A police shooting with a difference

The 2016 shooting death of Philando Castile in the course of a traffic stop by suburban Twin Cities police officer Jeronimo Yanez convulsed the Twin Cities both before and after the officer involved was acquitted earlier this summer. Castile’s death was live streamed and narrated by his girlfriend on Facebook. It was a horrifying, heartbreaking scene. A Ramsey County jury nevertheless found that Officer Yanez reasonably feared for his life at the time of the shooting.

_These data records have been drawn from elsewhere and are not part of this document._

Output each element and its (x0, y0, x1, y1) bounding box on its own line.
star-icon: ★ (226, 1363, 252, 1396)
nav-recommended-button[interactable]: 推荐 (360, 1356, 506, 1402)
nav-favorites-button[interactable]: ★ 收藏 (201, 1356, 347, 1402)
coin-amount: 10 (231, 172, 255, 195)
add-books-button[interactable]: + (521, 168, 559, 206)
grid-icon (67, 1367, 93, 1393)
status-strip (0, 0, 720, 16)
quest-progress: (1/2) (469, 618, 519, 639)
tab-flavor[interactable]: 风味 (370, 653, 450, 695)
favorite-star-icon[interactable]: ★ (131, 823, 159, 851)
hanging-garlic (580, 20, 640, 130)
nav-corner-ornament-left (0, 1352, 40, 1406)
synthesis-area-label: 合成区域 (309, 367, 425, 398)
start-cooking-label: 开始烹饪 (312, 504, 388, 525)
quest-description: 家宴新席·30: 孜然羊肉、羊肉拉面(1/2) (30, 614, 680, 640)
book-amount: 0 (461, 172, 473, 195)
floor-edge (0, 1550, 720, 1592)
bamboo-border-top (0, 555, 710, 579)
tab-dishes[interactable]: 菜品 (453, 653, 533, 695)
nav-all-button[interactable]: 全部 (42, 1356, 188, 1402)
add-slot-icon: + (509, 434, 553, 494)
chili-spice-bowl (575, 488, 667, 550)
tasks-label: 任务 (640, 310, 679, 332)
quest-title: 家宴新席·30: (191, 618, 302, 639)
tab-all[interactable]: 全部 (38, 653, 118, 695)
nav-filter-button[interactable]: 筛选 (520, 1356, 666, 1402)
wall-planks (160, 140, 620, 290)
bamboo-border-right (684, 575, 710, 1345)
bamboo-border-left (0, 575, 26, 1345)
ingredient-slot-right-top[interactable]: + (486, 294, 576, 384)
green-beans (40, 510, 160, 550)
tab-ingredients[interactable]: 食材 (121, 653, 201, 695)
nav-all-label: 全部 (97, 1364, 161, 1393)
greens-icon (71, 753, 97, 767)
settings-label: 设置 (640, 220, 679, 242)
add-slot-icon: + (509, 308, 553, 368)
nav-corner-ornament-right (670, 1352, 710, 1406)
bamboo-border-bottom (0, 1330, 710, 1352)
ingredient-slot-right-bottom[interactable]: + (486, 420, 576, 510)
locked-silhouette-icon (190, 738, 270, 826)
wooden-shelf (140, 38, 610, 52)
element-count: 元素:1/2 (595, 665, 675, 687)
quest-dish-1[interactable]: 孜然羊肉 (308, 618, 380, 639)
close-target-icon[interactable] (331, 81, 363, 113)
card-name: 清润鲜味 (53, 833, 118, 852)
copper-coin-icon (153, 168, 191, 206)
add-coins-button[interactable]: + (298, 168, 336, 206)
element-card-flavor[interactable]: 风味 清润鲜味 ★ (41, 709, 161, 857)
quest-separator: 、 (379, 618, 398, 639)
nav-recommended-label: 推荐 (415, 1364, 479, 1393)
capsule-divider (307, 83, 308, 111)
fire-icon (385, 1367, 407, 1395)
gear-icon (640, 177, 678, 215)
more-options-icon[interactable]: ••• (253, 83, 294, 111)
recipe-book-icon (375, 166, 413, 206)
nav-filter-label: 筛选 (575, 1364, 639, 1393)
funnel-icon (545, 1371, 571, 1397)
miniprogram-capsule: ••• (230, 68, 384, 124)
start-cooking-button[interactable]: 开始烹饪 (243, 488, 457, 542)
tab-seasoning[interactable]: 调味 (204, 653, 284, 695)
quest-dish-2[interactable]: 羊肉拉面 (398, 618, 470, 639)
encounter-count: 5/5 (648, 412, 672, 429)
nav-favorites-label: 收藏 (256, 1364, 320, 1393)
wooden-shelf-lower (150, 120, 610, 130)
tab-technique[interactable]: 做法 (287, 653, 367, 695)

Castile was armed and black; Yanez is “of color.” The shooing was nevertheless viewed through the racial lens to which we have grown accustomed. The day following the shooting, Minnesota Governor Mark Dayton condemned the actions by police, saying that while not all the facts were in, the force used in the traffic stop was excessive. “Would this have happened if the driver were white, if the passengers were white?” Dayton asked. “I don’t think it would have.”

On Saturday evening Minneapolis police officer Mohamed Noor shot Justine Damond in the alley behind her home in south Minneapolis. Noor has not been officially identified as the shooter, but the Star Tribune has confirmed his identity and reported it here and here. Noor’s attorney has not acknowledged Noor’s role in the events.

Damond is said by her fiancé to have called the police to investigate a possible sexual assault in progress outside their home. She emerged in her pajamas to speak to the arriving officers. No one has yet offered any possible explanation for Ms. Damond’s shooting. The state Bureau of Criminal Apprehension is investigating. It has issued a press release which simply states: “At one point, an officer fired their [sic] weapon, fatally striking a woman.”

Ms. Damond is originally from Sydney, Australia. She was engaged to be married to a Minneapolis man. The story is page-one news both in Minneapolis and in Sydney. It is devastating.

By contrast with his performance in the Castile case, Governor Dayton has maintained his silence. One can only speculate why. Perhaps the governor regrets his performance in that case. Perhaps there is something different about this case.

In this case there is no heartbreaking video. In this case, moreover, the officer involved is black and the shooting victim is white. Indeed, as of March 2015, Officer Noor is the first Somali officer on the Minneapolis police force to patrol the Fifth Precinct in the city’s southwest neighborhoods. (He is one of nine Somali officers in the department.) I take it there will be no rush to judgment in this case and that we will be spared the disruptive protests featured in the Castile case. We may have to be grateful for small mercies.

I reached out to a trusted law enforcement source for any insight he might be able to offer. He responds: “My first thought was that it was accidental, but rumor has it [Officer Noor is] denying that it was a negligent discharge.” He adds: “If there aren’t some sort of mitigating circumstances, and I’m struggling to imagine what they could be, this may be the most egregious police shooting in my lifetime if not longer…But not many facts are known at this point and it’s hard to pass judgement before knowing more than what’s being leaked to the media.”